Exchange removes limitations on trading shares
The HCM City Stock Exchange will remove trading time limitations on shares controlled from January 20.
Accordingly, the shares will be traded during the entire session but will be categorised as "Controlled." In addition, shares under special control will only be traded during the afternoon session.
Controlled shares include those with charter capital below VND120 billion (US$5.6 million), those making losses over two consecutive years, those with accumulated losses exceeding the charter capital, or those that have halted operations for nine months or more.
In addition, shares under special control include those continually violating regulations on information disclosure or in cases where the exchange sees the need to protect shareholder benefits.
Shares that the exchange has put under control have seen declines in liquidity, which do not reflect the market's actual demand and make it difficult for companies to raise funds.
SSIAM recognised as Viet Nam's best fund management firm
SSI Asser [S1] Management Company (SSIAM) was granted the award for Best Fund Management Firm in Viet Nam by the Asia Asset Management magazine.
SSIAM is the only Vietnamese company to simultaneously receive prizes for "CEO of the year" and "CIO of the year" for its general director Le Le Hang and deputy general director Nguyen Thanh Tung.
This is the second year in a row that SSIAM was honoured.
Banks lure depositors with Tet offers
Banks are rushing to launch promotion programmes to attract depositors amid increasing withdrawals of money by the people for spending and payments during Tet (the Lunar New Year).
The interest rates being offered are quite low, ranging from 6.5 to 7 per cent annually for one-to-six month deposits, 7.5 to 8.3 per cent for 6-12 month deposits, 8.3 to 9 per cent for over 12-month deposits.
The deposit rates are almost the same across banks, which mean banks need other tools to retain their depositors, or to lure new clients.
Techcombank has launched a programme from January 06 to March 31 this year, in which deposits are being accompanied by thousands of gifts worth VND5 billion (US$236,966).
The Asia Commercial Bank and Vietcombank are offering rewards worth VND2 billion ($94,786) and VND9 billion ($426,540) in value, respectively.
Many banks are also offering better customer care services to depositors.

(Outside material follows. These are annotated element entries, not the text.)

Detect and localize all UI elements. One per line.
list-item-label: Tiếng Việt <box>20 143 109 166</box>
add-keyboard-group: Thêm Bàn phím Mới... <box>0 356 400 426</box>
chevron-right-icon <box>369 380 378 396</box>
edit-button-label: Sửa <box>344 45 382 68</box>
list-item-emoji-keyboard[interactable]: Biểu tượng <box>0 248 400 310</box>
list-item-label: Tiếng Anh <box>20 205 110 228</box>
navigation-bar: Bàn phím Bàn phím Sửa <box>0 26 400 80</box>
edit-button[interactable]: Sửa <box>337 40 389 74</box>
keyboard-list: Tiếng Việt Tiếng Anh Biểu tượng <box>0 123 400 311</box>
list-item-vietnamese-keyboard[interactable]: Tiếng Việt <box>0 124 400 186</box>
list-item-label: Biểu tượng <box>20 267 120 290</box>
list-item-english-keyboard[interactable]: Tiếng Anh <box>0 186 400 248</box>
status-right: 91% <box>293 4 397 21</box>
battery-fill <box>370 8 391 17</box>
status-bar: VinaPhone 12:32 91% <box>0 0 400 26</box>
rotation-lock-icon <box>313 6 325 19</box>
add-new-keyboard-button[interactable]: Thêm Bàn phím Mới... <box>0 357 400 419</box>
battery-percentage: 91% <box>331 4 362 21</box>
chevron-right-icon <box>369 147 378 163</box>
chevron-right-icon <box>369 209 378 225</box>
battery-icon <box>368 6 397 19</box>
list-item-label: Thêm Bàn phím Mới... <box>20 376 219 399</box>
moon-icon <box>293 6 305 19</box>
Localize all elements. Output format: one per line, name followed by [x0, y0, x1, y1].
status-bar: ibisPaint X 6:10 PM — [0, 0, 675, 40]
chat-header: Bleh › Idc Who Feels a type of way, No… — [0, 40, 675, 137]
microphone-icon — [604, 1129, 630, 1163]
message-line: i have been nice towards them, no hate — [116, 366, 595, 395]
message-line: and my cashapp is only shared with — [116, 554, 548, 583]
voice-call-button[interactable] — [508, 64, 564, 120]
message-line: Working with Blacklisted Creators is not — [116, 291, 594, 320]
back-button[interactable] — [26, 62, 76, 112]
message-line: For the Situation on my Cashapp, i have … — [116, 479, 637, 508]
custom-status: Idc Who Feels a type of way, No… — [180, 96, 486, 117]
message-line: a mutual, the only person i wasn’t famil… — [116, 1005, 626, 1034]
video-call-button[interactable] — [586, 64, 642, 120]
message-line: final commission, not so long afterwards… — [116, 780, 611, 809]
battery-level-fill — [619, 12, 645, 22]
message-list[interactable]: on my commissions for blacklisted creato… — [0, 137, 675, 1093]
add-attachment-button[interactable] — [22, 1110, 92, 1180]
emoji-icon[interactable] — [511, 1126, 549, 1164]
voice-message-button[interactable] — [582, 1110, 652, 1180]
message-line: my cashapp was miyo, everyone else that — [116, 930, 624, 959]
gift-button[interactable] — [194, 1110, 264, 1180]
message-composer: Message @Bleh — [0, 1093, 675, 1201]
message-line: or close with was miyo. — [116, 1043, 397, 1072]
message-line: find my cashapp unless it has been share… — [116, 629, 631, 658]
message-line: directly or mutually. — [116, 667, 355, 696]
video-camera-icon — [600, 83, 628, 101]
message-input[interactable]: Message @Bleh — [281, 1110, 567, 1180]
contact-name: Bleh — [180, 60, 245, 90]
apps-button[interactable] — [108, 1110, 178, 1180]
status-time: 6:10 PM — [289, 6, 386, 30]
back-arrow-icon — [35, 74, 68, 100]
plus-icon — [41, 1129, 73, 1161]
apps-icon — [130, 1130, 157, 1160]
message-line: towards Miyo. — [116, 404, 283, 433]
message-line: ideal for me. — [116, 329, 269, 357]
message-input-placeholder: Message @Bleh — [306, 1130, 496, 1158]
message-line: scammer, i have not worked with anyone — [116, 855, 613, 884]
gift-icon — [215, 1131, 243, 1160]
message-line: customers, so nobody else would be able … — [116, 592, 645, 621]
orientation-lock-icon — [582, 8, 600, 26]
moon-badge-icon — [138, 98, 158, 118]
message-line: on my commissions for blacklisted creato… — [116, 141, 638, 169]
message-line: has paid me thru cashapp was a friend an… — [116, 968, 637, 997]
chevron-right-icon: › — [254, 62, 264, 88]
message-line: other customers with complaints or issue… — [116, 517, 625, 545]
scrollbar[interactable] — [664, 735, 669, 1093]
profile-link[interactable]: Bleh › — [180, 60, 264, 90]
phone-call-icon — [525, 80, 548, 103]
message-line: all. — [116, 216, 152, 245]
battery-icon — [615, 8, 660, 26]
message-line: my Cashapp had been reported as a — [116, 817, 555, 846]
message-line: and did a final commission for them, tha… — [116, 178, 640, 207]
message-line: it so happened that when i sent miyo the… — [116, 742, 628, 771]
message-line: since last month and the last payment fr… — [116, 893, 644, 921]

For example, customers wishing to open saving accounts need not come to the bank. Instead, the bank staff will come to the customers' homes to complete all necessary procedures.

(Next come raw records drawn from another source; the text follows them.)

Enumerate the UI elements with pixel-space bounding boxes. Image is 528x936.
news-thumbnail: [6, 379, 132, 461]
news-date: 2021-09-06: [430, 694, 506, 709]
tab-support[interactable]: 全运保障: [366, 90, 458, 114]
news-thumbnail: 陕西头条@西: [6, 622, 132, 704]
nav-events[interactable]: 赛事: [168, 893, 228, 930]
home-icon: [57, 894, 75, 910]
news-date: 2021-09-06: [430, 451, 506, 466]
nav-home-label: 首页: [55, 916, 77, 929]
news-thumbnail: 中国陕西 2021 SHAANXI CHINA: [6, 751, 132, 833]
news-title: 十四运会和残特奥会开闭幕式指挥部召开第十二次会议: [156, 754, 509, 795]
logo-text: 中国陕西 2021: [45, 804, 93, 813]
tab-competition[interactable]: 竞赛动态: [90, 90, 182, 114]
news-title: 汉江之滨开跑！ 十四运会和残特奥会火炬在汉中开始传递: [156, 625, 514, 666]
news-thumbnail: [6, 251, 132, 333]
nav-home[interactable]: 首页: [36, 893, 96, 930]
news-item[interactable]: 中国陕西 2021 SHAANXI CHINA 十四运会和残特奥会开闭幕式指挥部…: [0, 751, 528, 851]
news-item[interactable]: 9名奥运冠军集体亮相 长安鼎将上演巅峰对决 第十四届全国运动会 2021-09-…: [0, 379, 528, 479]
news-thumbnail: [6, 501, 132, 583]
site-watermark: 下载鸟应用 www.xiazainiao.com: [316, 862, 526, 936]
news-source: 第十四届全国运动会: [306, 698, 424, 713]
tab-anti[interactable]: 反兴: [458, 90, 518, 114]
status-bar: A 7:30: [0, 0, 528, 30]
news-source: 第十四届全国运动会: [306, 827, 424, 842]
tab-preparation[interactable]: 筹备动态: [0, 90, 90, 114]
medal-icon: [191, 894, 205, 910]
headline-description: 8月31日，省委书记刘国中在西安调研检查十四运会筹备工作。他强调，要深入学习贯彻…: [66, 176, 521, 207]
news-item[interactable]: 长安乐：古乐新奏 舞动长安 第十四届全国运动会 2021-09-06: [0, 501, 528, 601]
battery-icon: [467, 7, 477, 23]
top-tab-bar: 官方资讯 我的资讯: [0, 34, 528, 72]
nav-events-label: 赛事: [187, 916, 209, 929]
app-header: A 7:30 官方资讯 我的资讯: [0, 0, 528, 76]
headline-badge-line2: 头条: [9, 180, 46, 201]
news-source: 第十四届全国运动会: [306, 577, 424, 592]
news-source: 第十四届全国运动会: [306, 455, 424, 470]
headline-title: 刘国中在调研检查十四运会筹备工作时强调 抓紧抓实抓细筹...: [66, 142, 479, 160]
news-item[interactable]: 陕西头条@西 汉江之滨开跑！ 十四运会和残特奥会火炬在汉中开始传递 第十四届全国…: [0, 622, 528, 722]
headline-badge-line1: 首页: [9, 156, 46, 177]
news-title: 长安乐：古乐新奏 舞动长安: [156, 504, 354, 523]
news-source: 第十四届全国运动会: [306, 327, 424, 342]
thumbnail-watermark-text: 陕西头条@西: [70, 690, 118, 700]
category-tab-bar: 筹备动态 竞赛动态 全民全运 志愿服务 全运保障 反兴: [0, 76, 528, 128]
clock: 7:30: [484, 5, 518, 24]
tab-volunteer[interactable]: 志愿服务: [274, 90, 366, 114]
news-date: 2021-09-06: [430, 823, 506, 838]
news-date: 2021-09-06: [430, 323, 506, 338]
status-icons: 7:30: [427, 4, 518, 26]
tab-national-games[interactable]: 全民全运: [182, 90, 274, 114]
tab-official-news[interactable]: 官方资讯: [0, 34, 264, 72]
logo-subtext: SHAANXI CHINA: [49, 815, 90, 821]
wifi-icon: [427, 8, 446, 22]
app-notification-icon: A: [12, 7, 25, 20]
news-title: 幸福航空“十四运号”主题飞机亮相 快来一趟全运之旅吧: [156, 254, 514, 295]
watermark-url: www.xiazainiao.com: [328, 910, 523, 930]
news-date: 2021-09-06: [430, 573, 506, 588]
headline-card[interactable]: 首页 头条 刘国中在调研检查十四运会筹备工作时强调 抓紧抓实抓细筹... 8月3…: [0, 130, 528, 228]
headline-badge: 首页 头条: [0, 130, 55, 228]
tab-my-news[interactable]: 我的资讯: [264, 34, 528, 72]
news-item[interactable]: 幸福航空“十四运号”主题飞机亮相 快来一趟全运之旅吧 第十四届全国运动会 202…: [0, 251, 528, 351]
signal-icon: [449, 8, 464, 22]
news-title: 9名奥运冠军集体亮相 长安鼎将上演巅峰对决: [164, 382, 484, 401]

Some other banks are even visiting major depositors present Tet gifts or to invite their big clients to the end-of-the-year party.

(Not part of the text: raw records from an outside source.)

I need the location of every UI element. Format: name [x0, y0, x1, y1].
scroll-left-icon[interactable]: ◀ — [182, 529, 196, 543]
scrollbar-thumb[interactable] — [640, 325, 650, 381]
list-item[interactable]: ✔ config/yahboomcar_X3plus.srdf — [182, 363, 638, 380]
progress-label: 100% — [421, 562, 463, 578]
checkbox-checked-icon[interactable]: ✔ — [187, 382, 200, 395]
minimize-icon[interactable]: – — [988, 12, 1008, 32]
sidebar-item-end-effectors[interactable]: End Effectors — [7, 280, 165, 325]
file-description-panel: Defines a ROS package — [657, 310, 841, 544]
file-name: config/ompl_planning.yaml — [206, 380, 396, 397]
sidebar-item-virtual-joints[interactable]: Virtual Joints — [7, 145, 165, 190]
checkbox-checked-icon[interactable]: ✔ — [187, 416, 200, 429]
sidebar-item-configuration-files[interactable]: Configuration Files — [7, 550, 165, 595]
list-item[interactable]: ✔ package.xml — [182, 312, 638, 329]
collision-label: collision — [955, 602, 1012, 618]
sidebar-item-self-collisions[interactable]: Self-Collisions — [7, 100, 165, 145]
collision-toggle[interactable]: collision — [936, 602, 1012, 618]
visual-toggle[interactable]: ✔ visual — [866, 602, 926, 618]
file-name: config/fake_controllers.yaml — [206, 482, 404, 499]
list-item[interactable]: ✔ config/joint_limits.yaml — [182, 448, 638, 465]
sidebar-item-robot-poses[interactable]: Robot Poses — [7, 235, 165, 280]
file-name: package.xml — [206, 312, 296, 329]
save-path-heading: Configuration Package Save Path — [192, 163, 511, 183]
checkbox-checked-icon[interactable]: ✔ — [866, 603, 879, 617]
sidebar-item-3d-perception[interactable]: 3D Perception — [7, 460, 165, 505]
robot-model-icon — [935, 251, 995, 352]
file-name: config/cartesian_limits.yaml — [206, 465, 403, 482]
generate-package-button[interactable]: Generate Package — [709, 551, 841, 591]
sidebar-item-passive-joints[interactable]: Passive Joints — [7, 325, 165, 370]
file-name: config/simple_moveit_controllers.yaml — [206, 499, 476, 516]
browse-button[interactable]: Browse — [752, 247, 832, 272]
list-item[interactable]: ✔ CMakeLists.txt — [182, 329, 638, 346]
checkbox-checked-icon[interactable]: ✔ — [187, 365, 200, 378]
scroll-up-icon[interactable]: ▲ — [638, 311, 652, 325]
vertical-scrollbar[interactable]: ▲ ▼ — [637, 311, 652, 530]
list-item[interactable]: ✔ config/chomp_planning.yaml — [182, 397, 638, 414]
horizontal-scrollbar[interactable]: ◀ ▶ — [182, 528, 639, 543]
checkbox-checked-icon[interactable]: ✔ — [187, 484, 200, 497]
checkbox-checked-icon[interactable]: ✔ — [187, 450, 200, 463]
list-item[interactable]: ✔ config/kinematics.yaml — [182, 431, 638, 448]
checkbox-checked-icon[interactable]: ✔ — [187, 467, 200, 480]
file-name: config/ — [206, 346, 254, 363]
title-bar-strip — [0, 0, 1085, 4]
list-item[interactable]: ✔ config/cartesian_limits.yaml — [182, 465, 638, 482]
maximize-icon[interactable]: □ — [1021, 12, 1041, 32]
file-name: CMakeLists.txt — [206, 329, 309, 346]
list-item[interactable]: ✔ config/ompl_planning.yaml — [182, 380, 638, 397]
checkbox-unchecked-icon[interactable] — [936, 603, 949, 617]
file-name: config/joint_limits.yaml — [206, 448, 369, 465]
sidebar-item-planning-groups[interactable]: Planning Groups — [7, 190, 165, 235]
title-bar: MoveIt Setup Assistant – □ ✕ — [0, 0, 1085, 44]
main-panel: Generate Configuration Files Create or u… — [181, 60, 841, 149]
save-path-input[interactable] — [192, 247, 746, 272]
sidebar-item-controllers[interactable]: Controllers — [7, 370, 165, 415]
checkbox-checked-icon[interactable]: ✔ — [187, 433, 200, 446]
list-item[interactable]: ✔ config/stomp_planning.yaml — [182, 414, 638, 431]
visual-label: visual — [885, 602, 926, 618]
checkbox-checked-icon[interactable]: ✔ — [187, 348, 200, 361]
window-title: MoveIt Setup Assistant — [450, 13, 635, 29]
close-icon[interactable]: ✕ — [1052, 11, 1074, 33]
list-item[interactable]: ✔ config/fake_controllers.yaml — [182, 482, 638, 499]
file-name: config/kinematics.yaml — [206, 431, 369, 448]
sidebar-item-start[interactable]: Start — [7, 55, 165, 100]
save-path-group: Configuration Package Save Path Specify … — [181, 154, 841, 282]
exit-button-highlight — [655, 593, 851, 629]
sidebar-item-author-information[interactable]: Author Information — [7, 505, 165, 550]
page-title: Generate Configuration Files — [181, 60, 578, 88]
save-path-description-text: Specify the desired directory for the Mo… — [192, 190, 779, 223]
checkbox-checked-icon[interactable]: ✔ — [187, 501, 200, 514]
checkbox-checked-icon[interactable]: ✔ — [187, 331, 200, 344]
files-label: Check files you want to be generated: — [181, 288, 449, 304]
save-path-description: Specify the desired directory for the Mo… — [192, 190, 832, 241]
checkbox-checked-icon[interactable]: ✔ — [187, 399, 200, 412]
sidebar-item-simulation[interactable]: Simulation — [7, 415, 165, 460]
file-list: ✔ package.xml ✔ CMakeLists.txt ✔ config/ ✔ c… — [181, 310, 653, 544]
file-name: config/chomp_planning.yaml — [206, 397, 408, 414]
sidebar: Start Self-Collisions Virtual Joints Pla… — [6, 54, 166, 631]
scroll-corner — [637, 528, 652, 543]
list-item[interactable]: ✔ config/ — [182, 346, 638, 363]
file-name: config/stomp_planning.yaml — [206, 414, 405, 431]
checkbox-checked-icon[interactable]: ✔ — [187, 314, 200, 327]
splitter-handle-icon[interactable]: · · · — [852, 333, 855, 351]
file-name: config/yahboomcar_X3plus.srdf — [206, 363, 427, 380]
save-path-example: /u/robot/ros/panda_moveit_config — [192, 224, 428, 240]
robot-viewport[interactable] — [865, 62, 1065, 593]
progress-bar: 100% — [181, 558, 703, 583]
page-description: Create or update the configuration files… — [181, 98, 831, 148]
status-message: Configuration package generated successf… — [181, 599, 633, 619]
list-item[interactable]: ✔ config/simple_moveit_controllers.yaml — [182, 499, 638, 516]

Bankers said that these programmes are designed to take advantage of the capital flow, especially when people receive end-of-the-year payments, Tet bonuses and overseas remittances. Banks are also aiming to use new deposits to settle due accounts and to prepare capital reserves for next year's operations.
Experts say that deposits and savings are seen safe investments in 2014 as the central bank's monetary policy appears to be more supportive of the Vietnamese dong.
The head of the Finance and Banking Department at Ha Noi National University's Economics College said that if an investor considers the interest rate versus risks, savings appear to be the popular choice.